Why Disciplinary Definitions Matter
If applied linguistics is definable by the technical dimension of experience, its main task is to design, devise and plan solutions to large-scale, or potentially large-scale, pervasive language problems. How to devise these solutions has depended, historically, on whether one stresses the technical means (as in designs inspired by modernism) or emphasizes the technical ends or purposes (as in plans that are mindful of postmodernist considerations). One’s proposed solution, the design, carries the baggage, as it were, of the sometimes difficult choices between these opposites.
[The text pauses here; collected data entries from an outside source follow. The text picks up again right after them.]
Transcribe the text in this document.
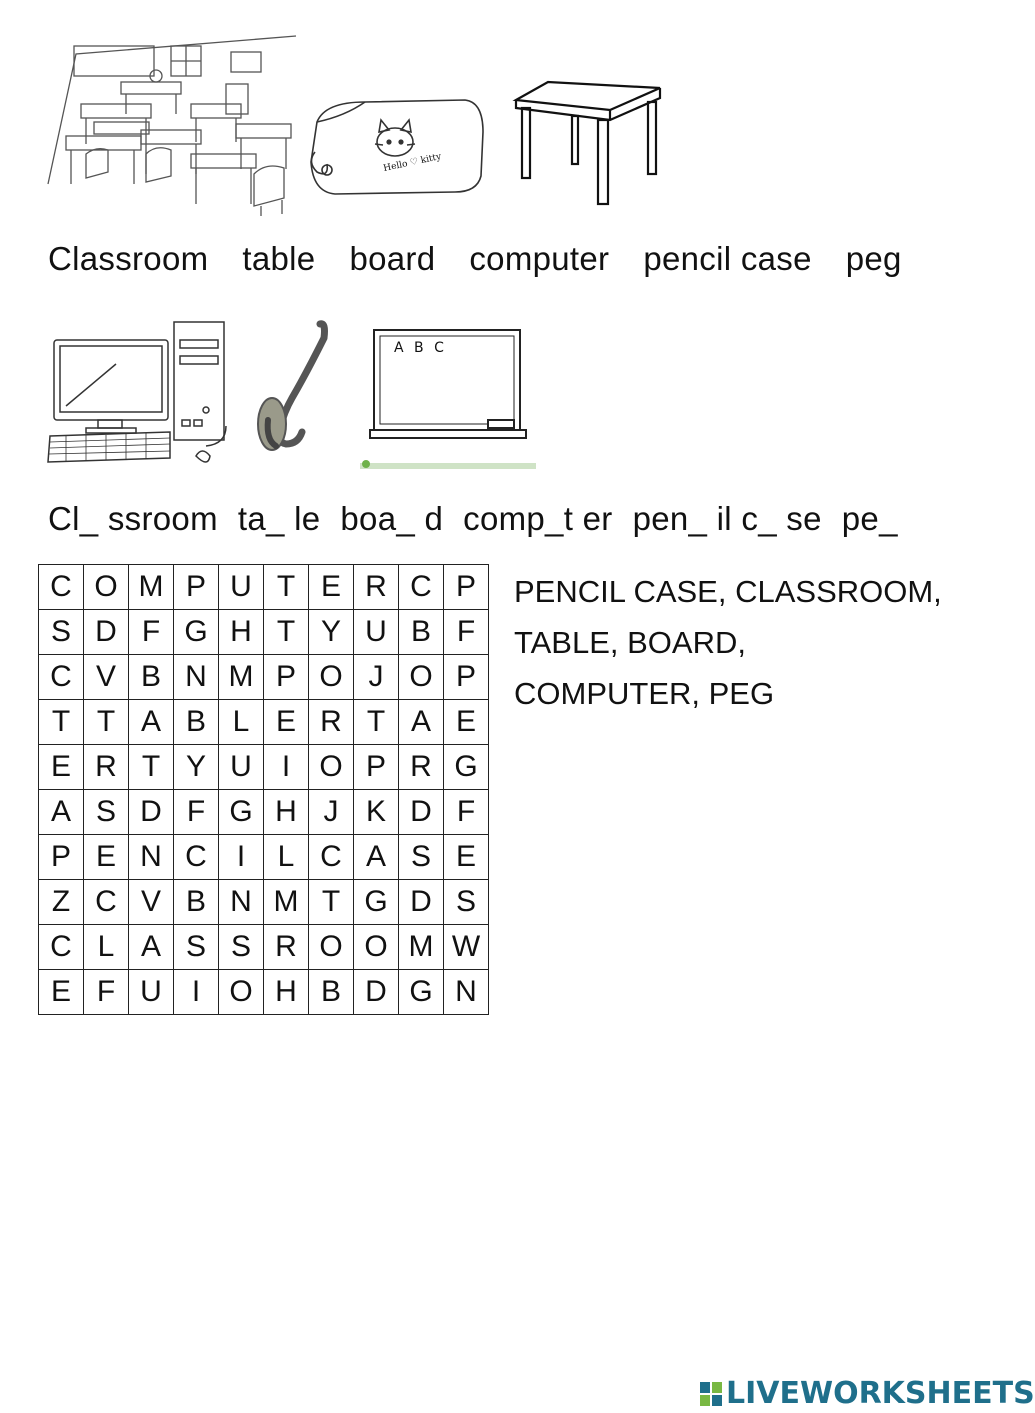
Hello ♡ kitty
Classroom table board computer pencil case peg
A B C
Cl_ ssroom ta_ le boa_ d comp_t er pen_ il c_ se pe_
C	O	M	P	U	T	E	R	C	P
S	D	F	G	H	T	Y	U	B	F
C	V	B	N	M	P	O	J	O	P
T	T	A	B	L	E	R	T	A	E
E	R	T	Y	U	I	O	P	R	G
A	S	D	F	G	H	J	K	D	F
P	E	N	C	I	L	C	A	S	E
Z	C	V	B	N	M	T	G	D	S
C	L	A	S	S	R	O	O	M	W
E	F	U	I	O	H	B	D	G	N
PENCIL CASE, CLASSROOM,
TABLE, BOARD,
COMPUTER, PEG
LIVEWORKSHEETS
Whether one adopts a modernist or a postmodernist approach to the design of an applied linguistic solution to a language problem therefore directly affects the expectations one has for the grounding of this solution, or for its impact on society. Having a clearer idea of what you are about in designing a solution to a large-scale language problem of course makes the plan more deliberate and thoughtful. It also opens up the possibility of the language intervention being shaped according to the requirements or principles of such design, which are the topic of discussion in the next chapter.
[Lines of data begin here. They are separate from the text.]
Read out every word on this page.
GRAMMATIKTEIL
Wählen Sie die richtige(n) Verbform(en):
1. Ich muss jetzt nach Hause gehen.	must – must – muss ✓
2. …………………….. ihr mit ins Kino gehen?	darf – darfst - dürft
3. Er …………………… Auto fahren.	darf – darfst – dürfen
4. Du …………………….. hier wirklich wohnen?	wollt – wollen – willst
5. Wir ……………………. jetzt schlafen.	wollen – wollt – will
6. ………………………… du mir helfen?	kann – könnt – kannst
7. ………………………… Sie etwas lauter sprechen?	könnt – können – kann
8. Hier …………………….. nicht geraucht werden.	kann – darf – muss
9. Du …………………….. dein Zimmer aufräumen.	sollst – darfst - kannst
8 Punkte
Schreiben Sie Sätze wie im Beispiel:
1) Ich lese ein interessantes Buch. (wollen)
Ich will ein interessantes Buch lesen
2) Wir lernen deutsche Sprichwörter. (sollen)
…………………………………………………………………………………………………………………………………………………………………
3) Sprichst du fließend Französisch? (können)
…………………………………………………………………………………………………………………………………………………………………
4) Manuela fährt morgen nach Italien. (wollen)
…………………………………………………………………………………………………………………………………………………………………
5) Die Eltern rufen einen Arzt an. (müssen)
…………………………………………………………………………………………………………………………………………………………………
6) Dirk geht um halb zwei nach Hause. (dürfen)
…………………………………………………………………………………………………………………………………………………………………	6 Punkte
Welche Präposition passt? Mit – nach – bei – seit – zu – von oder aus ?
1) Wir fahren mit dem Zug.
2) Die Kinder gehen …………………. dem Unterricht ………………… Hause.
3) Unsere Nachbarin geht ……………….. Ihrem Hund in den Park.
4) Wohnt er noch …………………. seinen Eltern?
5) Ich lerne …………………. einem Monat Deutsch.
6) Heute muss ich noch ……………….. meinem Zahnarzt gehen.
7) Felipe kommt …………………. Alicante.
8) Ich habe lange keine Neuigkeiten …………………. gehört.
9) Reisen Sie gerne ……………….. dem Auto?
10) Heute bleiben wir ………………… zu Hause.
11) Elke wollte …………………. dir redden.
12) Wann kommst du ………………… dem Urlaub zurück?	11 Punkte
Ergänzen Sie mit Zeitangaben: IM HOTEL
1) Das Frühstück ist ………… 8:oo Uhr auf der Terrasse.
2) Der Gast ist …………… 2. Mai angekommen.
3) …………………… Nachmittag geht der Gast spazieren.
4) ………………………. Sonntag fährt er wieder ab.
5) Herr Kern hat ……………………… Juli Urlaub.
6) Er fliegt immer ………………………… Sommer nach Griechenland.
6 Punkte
But there is a further reason why disciplinary definitions matter. It should be clear by now that the modal delimitation of linguistics and applied linguistics, as a focus on, respectively, the lingual and technical modalities of experience, militates against a relatively simplistic (though apparently enduring) view that claims that there is some conceptual continuity between them, as is unfortunately evident even in the most recent discussions, including instances of that debate in one of the most influential journals in the field. Furthermore, such delimitation of the field of applied linguistics not only makes it possible to conceive of it as a separate discipline, distinct from linguistics, but also, if it is viewed as a multi- or inter-disciplinary undertaking, what its angle and purpose of engagement with other disciplines is likely to be: the design of a language intervention. That is a sufficiently practical and laudable purpose for applied linguistics to have, since that means that its concern is to alleviate, to engage with instances where there is disadvantage, and to attempt to assist in developing language where this is crucial for human existence. For applied linguistics not to be viewed as an extension of linguistics is therefore no risk at all, except for a loss of the modernist bias that has undermined its foundations from the beginning, and has resulted in a name that is itself contestable, if taken at face value and given a naive or intuitive interpretation.
There is no doubt that applied linguistics will continue to be faced with the impossible paradigmatic choice that Cook (2015) refers to. That it amounts to a choice between a technocratic and modernist, or a revolutionary and postmodernist direction for the field is something that applied linguists should accept. Paradigm contestation is not going to disappear, but an understanding of how the field can be defined can at least serve to alert us to its pitfalls. Whether we are seasoned professionals or new entrants into the field, we can then make informed choices, and ones that align with our own professional approach (Paltridge 2014). Debates such as the ones discussed here are ultimately only useful and relevant if they make us more aware professionally. What is more, paradigm choice and disciplinary awareness are central in avoiding becoming a victim of intellectual fashion.